À moins d’avoir de l’IA avec une part biologique ?
Même si elle a un jour une part de biologique, il y aura toujours un humain derrière qui la programmera, y compris pour qu’elle apprenne elle-même. C’est l’humain qui fixe les objectifs et pose des mécanismes de contrôle.
Beaucoup de films et séries évoquent l’utilisation de l’IA au service de la sécurité ?
Le cinéma donne des scénarios possibles. Dans Person of Interest, une IA surveille toutes les rues du monde avec l’intention de protéger les plus démunis. Une très belle intention. Mais derrière, se posent les questions du traitement des données, les possibles déviances, le droit des gens à enlever leurs données… Dans la série Real Humans, une androïde infirmière refuse de donner un café ou un chocolat au nom de la santé. En fait, l’IA doit correspondre à un projet de société construit avec les citoyens.

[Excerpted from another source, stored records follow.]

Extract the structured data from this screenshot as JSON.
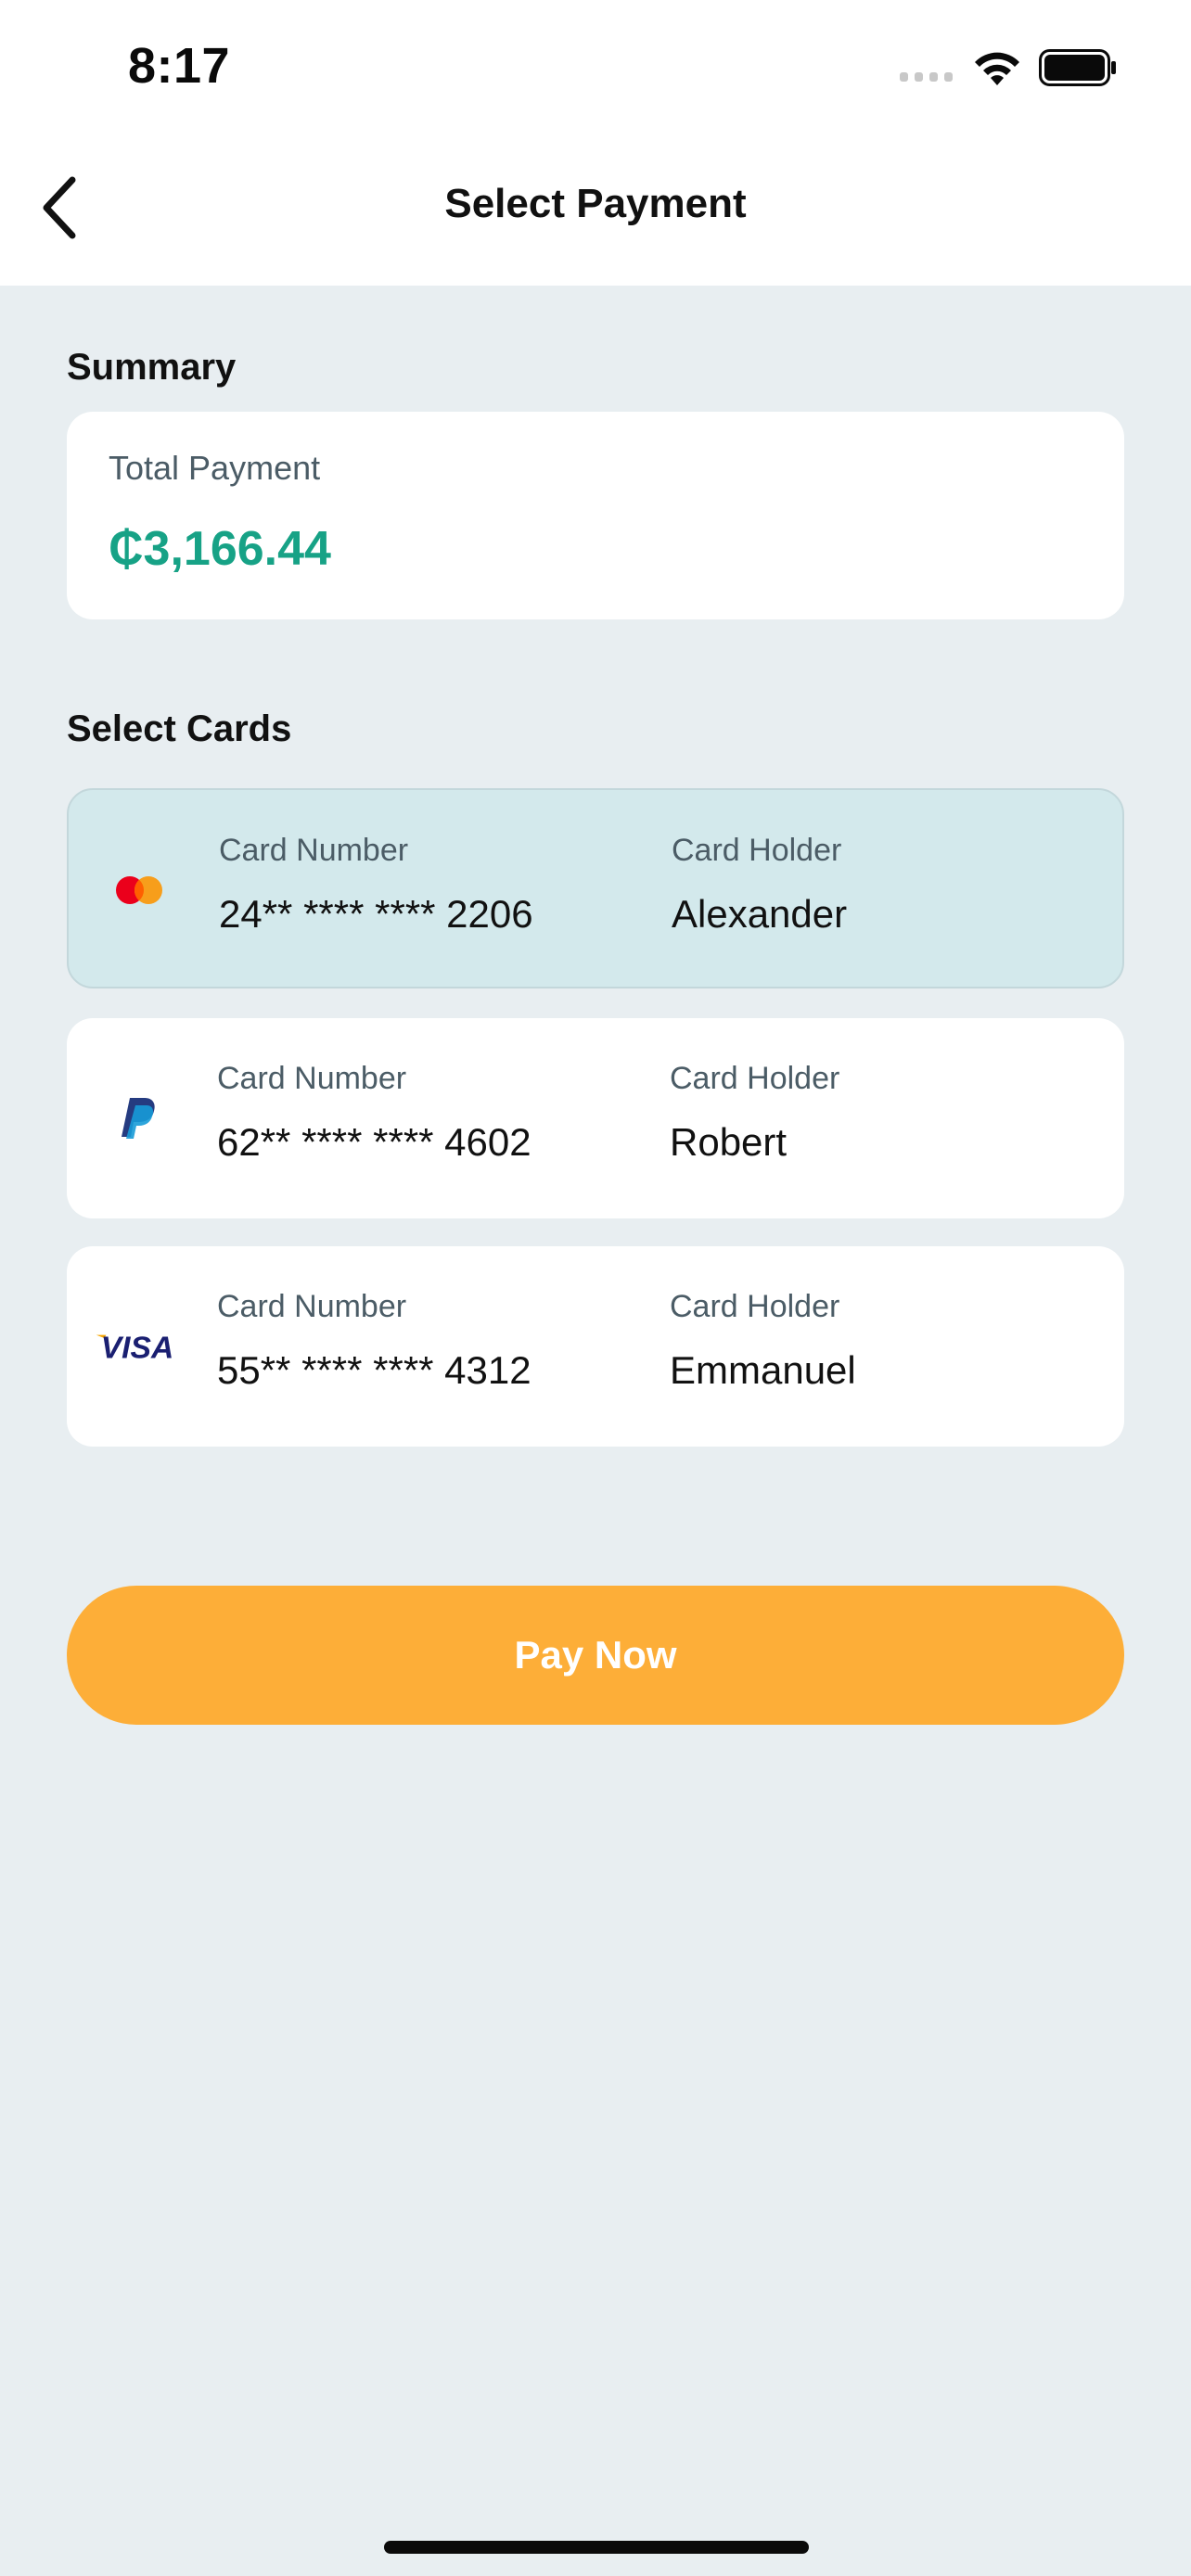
{
  "status_bar": {
    "time": "8:17"
  },
  "header": {
    "title": "Select Payment",
    "back_icon": "chevron-left-icon"
  },
  "summary": {
    "section_title": "Summary",
    "label": "Total Payment",
    "amount": "₵3,166.44",
    "amount_color": "#17a286"
  },
  "cards_section": {
    "title": "Select Cards",
    "number_label": "Card Number",
    "holder_label": "Card Holder",
    "selected_color": "#d3e9ec",
    "items": [
      {
        "brand": "mastercard-icon",
        "number": "24** **** **** 2206",
        "holder": "Alexander",
        "selected": true
      },
      {
        "brand": "paypal-icon",
        "number": "62** **** **** 4602",
        "holder": "Robert",
        "selected": false
      },
      {
        "brand": "visa-icon",
        "number": "55** **** **** 4312",
        "holder": "Emmanuel",
        "selected": false
      }
    ]
  },
  "pay_button": {
    "label": "Pay Now",
    "color": "#fdae38"
  }
}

Mais le pouvoir politique peut changer…
C’est pour ça que la seule voie de sortie est que les citoyens disposent des données recueillies par des organismes tiers. Autrement, il y aura des blocages sans fin. Regardez l’application Stop Covid, on reste très mauvais parce qu’on ne fait pas confiance à nos dirigeants. C’est un vrai sujet politique. L’IA est un assistant qui doit pouvoir vous dire pourquoi il vous donne cet avis, comme le fait un ami.
Les algorithmes des réseaux sociaux, c’est de l’IA ?
Le but des réseaux sociaux, c’est de vous maintenir chez eux. C’est pourquoi, dès que vous avez vu une vidéo, ils vous en proposent une autre du même style. Le risque, c’est de vous enfermer dans vos propres goûts. Finalement, on vous propose ce qui vous conforte dans vos croyances. Le risque est que l’humain finisse par regarder le monde uniquement à travers de ce qu’il sait déjà. Ça pointe la responsabilité de ces entreprises pour qu’elles poussent vers une IA plus éthique. On ne se sortira pas des questions technologiques sans aborder les questions d’éducation et de société.
Et si chacun pouvait choisir son algorithme, son IA ?
On doit pouvoir penser global en respectant l’individu. Si on ne pense pas à l’intérêt général, on risque de faire des sociétés éminemment individualistes.
Quel est l’avenir le plus proche de l’IA ?
Ce qui va être de plus en plus prégnant, c’est tout ce qui concerne la consommation. Et ce n’est pas une bonne nouvelle. Autrement, l’IA va pénétrer le marché de l’emploi et de la formation de façon intéressante en aidant à développer les compétences pour occuper des métiers nouveaux qui n’existent pas encore. Et dans le domaine de la santé, il y aura beaucoup de choses.
Quel est votre film préféré ?
Le premier Blade Runner. C’est un summum d’esthétisme avec la musique de Vangelis et des acteurs extraordinaires. Avec beaucoup de questions passionnantes : qu’est ce qui compte pour aimer quelqu’un ? Et que se passerait-il si on connaissait notre date de péremption ?
Génération I.A. 80 films et séries pour décrypter l’intelligence artificielle, Ed. E/P/A. 216 pages. 35 €.